En ese escenario, miles de médicos y perros de búsqueda, tropas y equipos de rescate trabajan contrarreloj en la búsqueda de sobreviviente debajo de los escombros. Sin embargo, las labores se dificultan por la cantidad de cadáveres en las calles y los fuertes congestionamientos, como así también por el estado del aeropuerto de Puerto Príncipe, sin torre de control y con poco espacio de descarga para los aviones.
Según datos de organismos internacionales como la Cruz Roja, habría por lo menos 50.000 muertos por el sismo, mientras que funcionarios del gobierno haitiano sostienen que hay más de 100.000 víctimas fatales y 3.000.000 de personas sin refugio. Mientras tanto, aumentaba la preocupación por la cantidad de alimentos y agua para los sobrevivientes.
La ayuda procedente de todo el mundo y necesitada con urgencia en Haití fluye lentamente por la isla caribeña como consecuencia del vacío de liderazgo que dejó a los rescatistas solos para salvar a los sobrevivientes atrapados y heridos, así como para entregar los suministros en la capital.
En ese sentido, los haitianos realizaban esfuerzos frenéticos para salvar a los heridos y buscar sobrevivientes tras el devastador terremoto, convirtiendo camionetas en ambulancias y puertas en camillas, mientras la ayuda de todo el mundo comenzaba a llegar a raudales, aunque enfrentando problemas de logística.
La Cruz Roja estima que hasta tres millones de personas, un tercio de la población nacional, habrían sido afectadas por el terremoto y que llevaría uno o dos días tener una idea clara de los daños sufridos, según precisó uno de sus voceros, Paul Conneally.
Los daños severos a por lo menos ocho hospitales en Puerto Príncipe obstruían los esfuerzos por atender a miles de heridos, informó la Organización Mundial de la Salud en Ginebra. En tanto, miles de heridos esperaban atención en improvisadas salas de espera, una de las cuales se instaló frente al Hospital General, a unos metros de donde se acumulaban los cadáveres.
Mientras tanto, aviones con ayuda humanitaria procedentes de Estados Unidos, China, Francia y España aterrizaron en el aeropuerto de Puerto Príncipe, trayendo equipos de búsqueda y rescate con perros entrenados, así como médicos, alimentos, medicinas y otras provisiones.
Unos 60 vuelos con aportes habían llegado hasta ayer, pero tuvieron que lidiar con un aeropuerto desbordado.
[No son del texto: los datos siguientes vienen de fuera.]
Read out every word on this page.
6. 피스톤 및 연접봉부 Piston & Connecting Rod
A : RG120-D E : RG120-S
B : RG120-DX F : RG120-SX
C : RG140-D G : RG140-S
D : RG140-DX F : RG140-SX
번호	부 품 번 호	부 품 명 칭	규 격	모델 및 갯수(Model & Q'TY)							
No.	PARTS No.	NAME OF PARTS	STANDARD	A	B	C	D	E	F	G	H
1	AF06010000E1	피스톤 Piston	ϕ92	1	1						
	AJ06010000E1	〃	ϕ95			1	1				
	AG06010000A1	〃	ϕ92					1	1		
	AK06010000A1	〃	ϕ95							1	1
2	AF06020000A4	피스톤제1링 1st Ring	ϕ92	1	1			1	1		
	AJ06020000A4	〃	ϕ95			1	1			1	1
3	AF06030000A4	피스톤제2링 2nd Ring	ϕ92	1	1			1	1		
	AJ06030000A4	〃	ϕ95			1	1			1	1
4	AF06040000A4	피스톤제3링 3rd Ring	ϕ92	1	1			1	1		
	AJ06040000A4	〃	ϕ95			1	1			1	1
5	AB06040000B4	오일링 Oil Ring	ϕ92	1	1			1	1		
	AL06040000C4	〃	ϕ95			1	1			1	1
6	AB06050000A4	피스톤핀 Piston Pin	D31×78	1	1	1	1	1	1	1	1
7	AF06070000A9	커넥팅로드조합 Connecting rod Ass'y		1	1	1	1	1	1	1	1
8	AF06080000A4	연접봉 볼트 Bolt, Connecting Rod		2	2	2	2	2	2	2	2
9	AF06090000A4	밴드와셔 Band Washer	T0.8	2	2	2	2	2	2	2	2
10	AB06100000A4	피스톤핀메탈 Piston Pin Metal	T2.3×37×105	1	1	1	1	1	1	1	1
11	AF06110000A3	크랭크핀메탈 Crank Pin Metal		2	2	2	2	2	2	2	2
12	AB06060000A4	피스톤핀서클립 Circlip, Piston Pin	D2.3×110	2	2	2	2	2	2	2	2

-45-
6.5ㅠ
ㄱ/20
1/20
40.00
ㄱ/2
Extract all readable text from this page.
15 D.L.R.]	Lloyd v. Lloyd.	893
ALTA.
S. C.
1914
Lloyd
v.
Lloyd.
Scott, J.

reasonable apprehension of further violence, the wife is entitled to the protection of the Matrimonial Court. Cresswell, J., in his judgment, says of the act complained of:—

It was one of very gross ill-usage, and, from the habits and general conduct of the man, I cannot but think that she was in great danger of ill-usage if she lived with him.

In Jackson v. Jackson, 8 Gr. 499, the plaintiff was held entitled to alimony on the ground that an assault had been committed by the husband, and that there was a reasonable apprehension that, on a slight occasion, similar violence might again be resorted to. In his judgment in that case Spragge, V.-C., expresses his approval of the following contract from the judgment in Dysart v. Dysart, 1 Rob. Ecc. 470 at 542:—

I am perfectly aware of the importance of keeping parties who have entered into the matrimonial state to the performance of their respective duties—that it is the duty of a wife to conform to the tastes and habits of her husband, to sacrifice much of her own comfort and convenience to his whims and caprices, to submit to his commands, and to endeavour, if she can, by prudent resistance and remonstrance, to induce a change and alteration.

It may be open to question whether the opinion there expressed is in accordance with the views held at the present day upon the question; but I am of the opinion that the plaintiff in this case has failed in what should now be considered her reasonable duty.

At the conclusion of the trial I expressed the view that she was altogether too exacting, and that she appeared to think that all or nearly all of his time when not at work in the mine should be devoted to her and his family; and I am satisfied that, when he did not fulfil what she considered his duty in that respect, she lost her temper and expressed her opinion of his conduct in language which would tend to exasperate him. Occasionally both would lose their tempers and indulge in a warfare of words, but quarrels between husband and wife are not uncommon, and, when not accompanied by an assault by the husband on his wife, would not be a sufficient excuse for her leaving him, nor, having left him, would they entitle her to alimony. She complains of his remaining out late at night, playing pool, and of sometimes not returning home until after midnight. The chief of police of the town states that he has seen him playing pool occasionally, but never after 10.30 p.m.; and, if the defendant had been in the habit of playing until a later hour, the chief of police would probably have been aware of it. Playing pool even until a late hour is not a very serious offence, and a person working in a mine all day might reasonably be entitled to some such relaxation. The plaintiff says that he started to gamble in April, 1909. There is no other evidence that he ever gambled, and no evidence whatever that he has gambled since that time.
Sobre la situación de la terminal aérea de Puerto Príncipe, la ONU indicó que sólo está operativo para vuelos militares y humanitarios, y que la falta de combustible y de equipos para la descarga son un gran problema. Por esa razón, los aviones que llegan deben ser capaces de regresar con sus propias reservas de combustible, señaló.
Destrucción masiva. Un primer reconocimiento aéreo realizado por las Naciones Unidas en Haití reveló que hay áreas "con un 50 por ciento de destrucción" o graves daños, según señaló la Oficina de Ayuda Humanitaria de la ONU.
Según comprobó el organismo, además de Puerto Príncipe, los centros urbanos de Jacmel y Carrefour han resultado muy afectados. En tanto, informaron que un total de casi 4.000.000 de personas vivía en las áreas devastadas por el terremoto. Asimismo, la ONU estimó que unos 300.000 habitantes se quedaron sin vivenda como consecuencia del terremoto.
Cumbre internacional. La cumbre internacional para la reconstrucción de Haití que Francia pidió organizar junto a Estados Unidos, Brasil y Canadá, entre otros países, podría realizarse en marzo, aseguró el ministro francés de Relaciones Exteriores, Bernard Kouchner.
"En marzo, quizás", dijo el ministro a la emisora de radio francesa RTL interrogado sobre cuándo podría realizarse dicha conferencia para la reconstrucción de Haití, tras el potente sismo registrado el martes, que devastó principalmente la capital, Puerto Príncipe.